Das Curriculum Psychologie – die Studienordnung, heute Modulhandbuch genannt – wurde zuletzt für die Bologna-Reform im Jahr 2008 angepasst. In dem neuesten BSc-Modulhandbuch steht als Datum 17.1.24, das täuscht aber, weil nur Kleinigkeiten angepasst wurden. Die Struktur wurde vor knapp 20 Jahren festgelegt. Seither gibt es einen Bachelor-Studiengang mit 180 ECTS (1 ECTS = 30 Arbeitsstunden, ECTS = „European Credit Transfer and Accumulation System“, also die in Europa gültige Währung für erbrachte Studienleistungen) und einen konsekutiven Master-Studiengang (120 ECTS), in Heidelberg gibt es den BSc/MSc seit dem WS 2007/08 (siehe meinen damaligen Blog-Eintrag „Die neuen Erstsemester sind da!„).

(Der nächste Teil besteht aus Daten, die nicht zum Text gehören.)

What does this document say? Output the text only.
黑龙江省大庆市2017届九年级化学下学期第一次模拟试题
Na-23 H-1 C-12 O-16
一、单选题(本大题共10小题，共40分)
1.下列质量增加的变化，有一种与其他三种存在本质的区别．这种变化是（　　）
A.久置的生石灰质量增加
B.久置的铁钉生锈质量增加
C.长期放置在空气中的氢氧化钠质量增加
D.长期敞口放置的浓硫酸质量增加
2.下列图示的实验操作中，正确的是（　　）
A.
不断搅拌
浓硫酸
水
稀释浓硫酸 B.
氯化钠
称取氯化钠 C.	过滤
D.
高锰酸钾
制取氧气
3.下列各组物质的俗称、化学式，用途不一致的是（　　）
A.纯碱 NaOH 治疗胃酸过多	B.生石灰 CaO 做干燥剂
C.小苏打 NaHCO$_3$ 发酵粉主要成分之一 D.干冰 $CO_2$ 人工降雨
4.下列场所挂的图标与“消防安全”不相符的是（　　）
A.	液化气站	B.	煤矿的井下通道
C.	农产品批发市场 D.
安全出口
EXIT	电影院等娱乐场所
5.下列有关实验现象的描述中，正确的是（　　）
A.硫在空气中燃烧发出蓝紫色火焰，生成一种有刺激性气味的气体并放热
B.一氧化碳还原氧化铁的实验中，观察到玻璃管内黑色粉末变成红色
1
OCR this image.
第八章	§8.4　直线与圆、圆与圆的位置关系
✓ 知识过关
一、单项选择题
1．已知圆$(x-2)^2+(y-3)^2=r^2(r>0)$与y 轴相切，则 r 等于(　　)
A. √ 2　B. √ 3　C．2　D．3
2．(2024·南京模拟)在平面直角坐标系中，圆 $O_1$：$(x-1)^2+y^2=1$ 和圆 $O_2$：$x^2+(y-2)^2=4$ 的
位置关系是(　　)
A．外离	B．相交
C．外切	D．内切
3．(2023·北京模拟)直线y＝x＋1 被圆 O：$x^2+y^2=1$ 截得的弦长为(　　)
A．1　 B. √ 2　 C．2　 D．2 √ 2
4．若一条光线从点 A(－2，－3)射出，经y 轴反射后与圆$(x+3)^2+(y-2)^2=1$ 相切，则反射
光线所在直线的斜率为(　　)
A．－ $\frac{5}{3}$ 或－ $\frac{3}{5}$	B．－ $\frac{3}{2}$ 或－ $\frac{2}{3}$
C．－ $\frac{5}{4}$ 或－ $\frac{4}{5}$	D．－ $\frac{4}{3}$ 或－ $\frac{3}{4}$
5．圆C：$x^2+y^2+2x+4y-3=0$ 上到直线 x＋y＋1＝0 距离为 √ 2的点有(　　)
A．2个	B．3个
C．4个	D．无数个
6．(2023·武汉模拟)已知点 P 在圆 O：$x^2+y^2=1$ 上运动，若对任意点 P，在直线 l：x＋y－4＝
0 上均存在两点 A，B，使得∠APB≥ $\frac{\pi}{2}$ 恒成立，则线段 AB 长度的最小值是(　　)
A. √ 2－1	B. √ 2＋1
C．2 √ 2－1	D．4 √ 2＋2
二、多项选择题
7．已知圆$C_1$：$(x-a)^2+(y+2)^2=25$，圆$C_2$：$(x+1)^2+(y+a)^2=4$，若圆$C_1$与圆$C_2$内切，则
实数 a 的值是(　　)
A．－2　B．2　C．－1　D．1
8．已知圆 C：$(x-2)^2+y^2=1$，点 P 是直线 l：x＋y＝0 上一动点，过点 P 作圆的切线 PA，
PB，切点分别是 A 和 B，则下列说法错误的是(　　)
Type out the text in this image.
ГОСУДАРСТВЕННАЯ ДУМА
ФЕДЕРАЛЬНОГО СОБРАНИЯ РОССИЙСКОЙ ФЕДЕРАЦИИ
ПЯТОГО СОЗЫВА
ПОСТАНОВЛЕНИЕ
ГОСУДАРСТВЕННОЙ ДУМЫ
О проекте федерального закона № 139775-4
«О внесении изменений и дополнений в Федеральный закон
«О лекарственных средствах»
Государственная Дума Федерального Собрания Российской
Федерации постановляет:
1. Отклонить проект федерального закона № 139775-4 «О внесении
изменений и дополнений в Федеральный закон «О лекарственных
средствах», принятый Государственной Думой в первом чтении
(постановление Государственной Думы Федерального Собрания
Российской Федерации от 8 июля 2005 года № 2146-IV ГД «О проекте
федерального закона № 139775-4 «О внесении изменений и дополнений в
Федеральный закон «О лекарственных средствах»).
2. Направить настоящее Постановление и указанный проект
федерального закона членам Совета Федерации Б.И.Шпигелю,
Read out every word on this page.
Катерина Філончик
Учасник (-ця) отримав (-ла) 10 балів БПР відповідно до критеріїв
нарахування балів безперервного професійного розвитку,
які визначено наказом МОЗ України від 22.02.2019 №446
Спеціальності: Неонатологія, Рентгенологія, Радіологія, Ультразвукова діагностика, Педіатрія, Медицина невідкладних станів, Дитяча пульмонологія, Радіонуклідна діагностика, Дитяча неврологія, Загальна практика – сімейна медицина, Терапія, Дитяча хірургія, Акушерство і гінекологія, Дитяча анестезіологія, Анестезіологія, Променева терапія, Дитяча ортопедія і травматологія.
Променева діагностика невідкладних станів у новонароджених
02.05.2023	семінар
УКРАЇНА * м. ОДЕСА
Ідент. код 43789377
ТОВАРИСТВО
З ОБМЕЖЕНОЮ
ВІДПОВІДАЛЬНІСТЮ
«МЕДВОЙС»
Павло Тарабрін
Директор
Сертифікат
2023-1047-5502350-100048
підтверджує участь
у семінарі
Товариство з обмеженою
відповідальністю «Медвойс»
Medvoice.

Ging es beim Bologna-Prozess hauptsächlich um Employability (Beschäftigungsfähigkeit), sollten Hochschulen doch vor allem Wert auf kritisches Denken legen. Unsere gegenwärtige „alte“ Studienordnung weiß z.B. nichts von KI (Künstlicher Intelligenz), nichts von Fakes. Auch die Rolle der gesellschaftspolitischen Funktion der Psychologie in Zeiten demokratiegefährdender Strömungen ist nicht geklärt.
Die in der Präambel des Modulhandbuchs genannten „Übergreifenden Qualifikationsziele“ beschreiben ein Kompetenzprofil, das ein für alle Disziplinen gültiges Qualifikationsprofil darstellt und in allen Modulhandbüchern der Uni Heidelberg gelten soll. Es umfasst folgende 5 sehr allgemeine Punkte:
- Entwicklung von fachlichen Kompetenzen mit ausgeprägter Forschungsorientierung
- Entwicklung transdisziplinärer Dialogkompetenz
- Aufbau von praxisorientierter Problemlösungskompetenz
- Entwicklung von personalen und Sozialkompetenzen
- Förderung der Bereitschaft zur Wahrnehmung gesellschaftlicher Verantwortung auf der Grundlage der erworbenen Kompetenzen
Die spezifischen, fachlichen Kompetenzen werden – etwas konkreter – folgendermaßen beschrieben:
„Das Bachelorstudium Psychologie befähigt gemäß den Anforderungen des Psychotherapeutengesetzes (§ 7 Absatz 3 PsychThG) insbesondere dazu
(1) Störungen mit Krankheitswert, bei denen psychotherapeutische Versorgung indiziert ist, festzustellen und entweder zu behandeln oder notwendige weitere Behandlungsmaßnahmen durch Dritte zu veranlassen,
(2) Auf der Basis von wissenschaftstheoretischen Grundlagen wissenschaftliche Arbeiten anzufertigen, zu bewerten und deren Ergebnisse in die eigene psychotherapeutische Tätigkeit zu integrieren,
(3) Berufsethische Prinzipien im psychotherapeutischen Handeln zu berücksichtigen,
(4) Aktiv und interdisziplinär mit den verschiedenen im Gesundheitssystem tätigen Berufsgruppen zu kommunizieren und patientenorientiert zu arbeiten.“
Natürlich macht das derzeit gültige Psychotherapeutengesetz sehr spezifische Vorgaben, an denen nicht gerüttelt werden sollte – zu lange haben wir auf ein derartiges Gesetz gewartet (siehe meinen Blogbeitrag von 09/2019 anlässlich dessen Verabschiedung im Deutschen Bundestag). Dennoch möchte ich mich für eine erneute Curriculumsreform aussprechen: Kritisches Denken ist in heutiger Zeit so wichtig wie schon lange nicht mehr! Zeit für die Grundlagenfächer, die dieses Denken schulen sollten! Anwendungsfächer legen ihren Schwerpunkt natürlich auf Anwendungen der Grundlagen-Erkenntnisse, stellen diese weniger in Frage.
Ob die DGPs-Kommission „Studium und Lehre“ sich dieser Herausforderungen annimmt? Man wird sehen.